Desafecto y Crítica

Al final van a dejar aquel patético “no volverá a ocurrir”, de Juan Carlos I, como última muestra de arrepentimiento en la Historia de España

En esta época de posverdad en la que nos ha tocado vivir, ya deberíamos haber abandonado la expectativa de que alguno de nuestros líderes, sus esbirros o sus correveidiles nos hablen con honestidad. Eso raramente ha pasado en la historia por mucho que pensemos que otro tiempo pasado fue mejor y, desde luego, no va a pasar en un futuro previsible a la vista del panorama actual.

Lo que es posible que se haya deteriorado es la actitud de las figuras preeminentes del país hacia la mentira y hacia la toma de responsabilidad. Así, hemos hundido las expectativas de tal manera que la realidad no nos decepcione tanto, tan frecuentemente, que nos conformaríamos con que, al menos, diese la sensación de que les parece mal lo que hacen y no que se despachen con chulería. Al final, van a dejar aquel patético “no volverá a ocurrir”, de Juan Carlos I, como última muestra de arrepentimiento en la Historia de España.
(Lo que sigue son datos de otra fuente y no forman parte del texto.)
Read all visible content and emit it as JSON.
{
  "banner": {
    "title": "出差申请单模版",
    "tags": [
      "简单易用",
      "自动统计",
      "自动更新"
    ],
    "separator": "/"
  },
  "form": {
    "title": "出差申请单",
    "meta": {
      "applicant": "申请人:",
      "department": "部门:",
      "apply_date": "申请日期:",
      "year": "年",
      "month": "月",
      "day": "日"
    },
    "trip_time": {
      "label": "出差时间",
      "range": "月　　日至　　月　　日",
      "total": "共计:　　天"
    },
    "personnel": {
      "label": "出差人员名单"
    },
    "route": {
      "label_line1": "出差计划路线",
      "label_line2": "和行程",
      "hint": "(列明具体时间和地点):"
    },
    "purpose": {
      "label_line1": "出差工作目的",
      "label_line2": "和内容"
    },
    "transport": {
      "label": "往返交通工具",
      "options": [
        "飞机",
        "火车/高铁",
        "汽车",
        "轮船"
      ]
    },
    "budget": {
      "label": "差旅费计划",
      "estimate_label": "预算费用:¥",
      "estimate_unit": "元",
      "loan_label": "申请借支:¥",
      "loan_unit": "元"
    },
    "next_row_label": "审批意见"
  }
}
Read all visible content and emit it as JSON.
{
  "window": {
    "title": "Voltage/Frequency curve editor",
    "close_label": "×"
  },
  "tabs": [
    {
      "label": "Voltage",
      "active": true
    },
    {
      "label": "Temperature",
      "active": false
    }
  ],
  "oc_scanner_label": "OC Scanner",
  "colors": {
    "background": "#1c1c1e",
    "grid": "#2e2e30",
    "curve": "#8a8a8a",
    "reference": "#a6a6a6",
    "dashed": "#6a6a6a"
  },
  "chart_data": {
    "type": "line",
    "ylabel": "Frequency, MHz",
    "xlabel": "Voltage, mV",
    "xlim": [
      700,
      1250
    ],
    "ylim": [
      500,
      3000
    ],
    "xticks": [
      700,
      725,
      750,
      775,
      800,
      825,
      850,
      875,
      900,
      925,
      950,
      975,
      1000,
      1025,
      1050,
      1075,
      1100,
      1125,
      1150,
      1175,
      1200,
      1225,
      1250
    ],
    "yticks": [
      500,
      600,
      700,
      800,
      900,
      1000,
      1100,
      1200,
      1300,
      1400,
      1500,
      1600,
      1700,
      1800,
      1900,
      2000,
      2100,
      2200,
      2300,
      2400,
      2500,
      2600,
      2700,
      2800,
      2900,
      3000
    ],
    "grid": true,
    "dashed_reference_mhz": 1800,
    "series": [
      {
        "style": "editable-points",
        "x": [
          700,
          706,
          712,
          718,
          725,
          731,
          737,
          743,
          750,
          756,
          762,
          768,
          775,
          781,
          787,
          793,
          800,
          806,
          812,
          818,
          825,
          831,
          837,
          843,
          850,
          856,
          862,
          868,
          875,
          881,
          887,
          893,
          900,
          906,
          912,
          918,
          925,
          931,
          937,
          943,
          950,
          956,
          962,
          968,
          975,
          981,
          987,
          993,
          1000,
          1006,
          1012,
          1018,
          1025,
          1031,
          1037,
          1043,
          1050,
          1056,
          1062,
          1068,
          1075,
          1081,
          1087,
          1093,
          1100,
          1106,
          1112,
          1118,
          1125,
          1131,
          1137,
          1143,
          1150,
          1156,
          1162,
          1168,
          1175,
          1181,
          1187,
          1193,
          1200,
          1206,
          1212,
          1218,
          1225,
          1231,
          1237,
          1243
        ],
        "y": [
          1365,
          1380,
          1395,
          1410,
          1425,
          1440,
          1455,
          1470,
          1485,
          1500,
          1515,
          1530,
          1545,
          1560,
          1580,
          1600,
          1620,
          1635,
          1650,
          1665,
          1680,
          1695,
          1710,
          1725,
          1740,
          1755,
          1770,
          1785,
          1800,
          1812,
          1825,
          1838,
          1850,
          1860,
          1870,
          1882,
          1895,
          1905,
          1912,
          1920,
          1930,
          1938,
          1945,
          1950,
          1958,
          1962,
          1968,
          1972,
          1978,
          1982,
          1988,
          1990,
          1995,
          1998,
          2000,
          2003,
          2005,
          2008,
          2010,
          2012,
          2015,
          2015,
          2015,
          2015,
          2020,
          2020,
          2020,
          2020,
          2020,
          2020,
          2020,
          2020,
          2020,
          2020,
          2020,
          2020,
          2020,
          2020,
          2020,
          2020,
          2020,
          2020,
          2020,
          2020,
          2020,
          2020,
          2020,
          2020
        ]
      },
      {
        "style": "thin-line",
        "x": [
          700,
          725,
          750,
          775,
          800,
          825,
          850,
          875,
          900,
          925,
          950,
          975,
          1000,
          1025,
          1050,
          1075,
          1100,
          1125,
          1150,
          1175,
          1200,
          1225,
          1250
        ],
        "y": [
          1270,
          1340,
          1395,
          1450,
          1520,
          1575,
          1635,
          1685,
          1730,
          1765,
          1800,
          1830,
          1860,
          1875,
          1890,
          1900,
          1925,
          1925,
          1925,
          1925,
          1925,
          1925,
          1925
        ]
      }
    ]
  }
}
Ese caldo de cultivo, concentrado con el fuego de dos crisis económicas superpuestas y no superadas a día de hoy, ha ido vaporizando poco a poco en la última década la poca confianza que la población tenía en el sistema. Tal es así que ese consomé está corroyendo a las instituciones, no sólo a las personas que detentan los puestos lo que merma la credibilidad de una hipotética regeneración en el futuro ni aunque se pudiese mandar por el sumidero a una tercera generación de dirigentes.

En ese guiso amargo tiene dos presentaciones en función de cómo se entienda la relación de interés por la cosa pública y la confianza en el Estado.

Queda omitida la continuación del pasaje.